Duct tape is like The Force. It has a light side, a dark side, and it holds the universe together.


I'm so hungry, every time I swallow my asshole says thank you.


Well dip my balls in sweet cream and squat me in a kitchen full of kittens.


Busier than a one armed monkey with two peckers.


Her jeans are so tight, you can see the veins in her ass!


That means about as much to me as a strawberry up a bear's butt.


Why don’t you take a flying fuck at a rolling doughnut!




Why fart and waste it when you can burp and taste it?

He has more chins than a Chinese phone book.


That dummy’s always got both ass-cheeks wrapped around his ears!


Busier than a cucumber in a women's prison!


He was drunker than Cooter Brown on the 4th of July.

My sister's soooo ugly, my mom had to be drunk to breastfeed her!




I felt like a monkey trying to do a math problem.

Don’t push it, or I'll slap some schtuff on your head ajax won't take off.


His gal is so fat they hire a rodeo clown to distract her when she’s grocery shopping.


I feel like a bag of smashed assholes.


Smoother then a hairy nipple on wax day.

His family tree looks like a totem pole.


38 comments:

  1. Cary,

    This post brings a tear to my eye and the fond memories of the old home place....sniff sniff....

    Here are a few more that I grew up with and use on a regular basis.

    "They are slower than smoke off dog shit."

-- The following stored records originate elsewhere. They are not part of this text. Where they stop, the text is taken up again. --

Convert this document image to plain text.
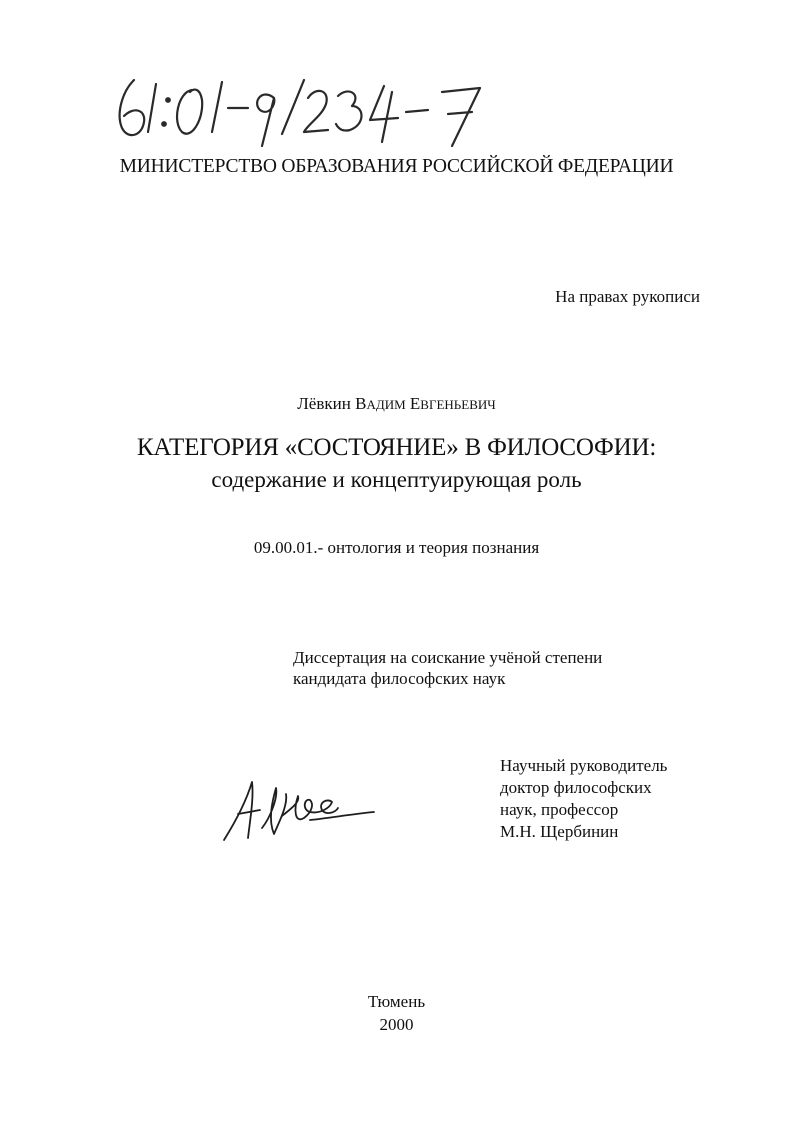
МИНИСТЕРСТВО ОБРАЗОВАНИЯ РОССИЙСКОЙ ФЕДЕРАЦИИ
На правах рукописи
Лёвкин ВАДИМ ЕВГЕНЬЕВИЧ
КАТЕГОРИЯ «СОСТОЯНИЕ» В ФИЛОСОФИИ:
содержание и концептуирующая роль
09.00.01.- онтология и теория познания
Диссертация на соискание учёной степени
кандидата философских наук
Научный руководитель
доктор философских
наук, профессор
М.Н. Щербинин
Тюмень
2000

    " You can want in one hand and shit in the other; see which one fills up first."

    Busier than a one-legged man in an ass-kicking contest."

    " it was raining so hard, it was like a cow, pissing on a flat rock."

    more to come later as I remember them

    ReplyDelete
  2. Finer than a frog hair split four ways.

    Slicker than owl shit.

    So hungry I could eat a skunk wrapped in tar.

    ReplyDelete
  3. I want a Sperman shirt.

    ReplyDelete
  4. It ain't perfect but it's bettern' a poke in the eye with a sharp stick.

    ReplyDelete
  5. HA! Those are great.
    My two favorites, "You couldn't hit a bull in the butt with a bass fiddle,"
    and "That'll go over like a pregnant pole vaulter," because they made me think of my sons. :)



    Cary, you are such a tease with your t-shirt of the day. I clicked on it, all set to order one, and it is no longer available.

    ReplyDelete
  6. Even a blind squirrel finds an acorn every once in a while.

    That's my favorite line ever.

    ReplyDelete
  7. He's so buck-toothed he could eat briars through a picket fence.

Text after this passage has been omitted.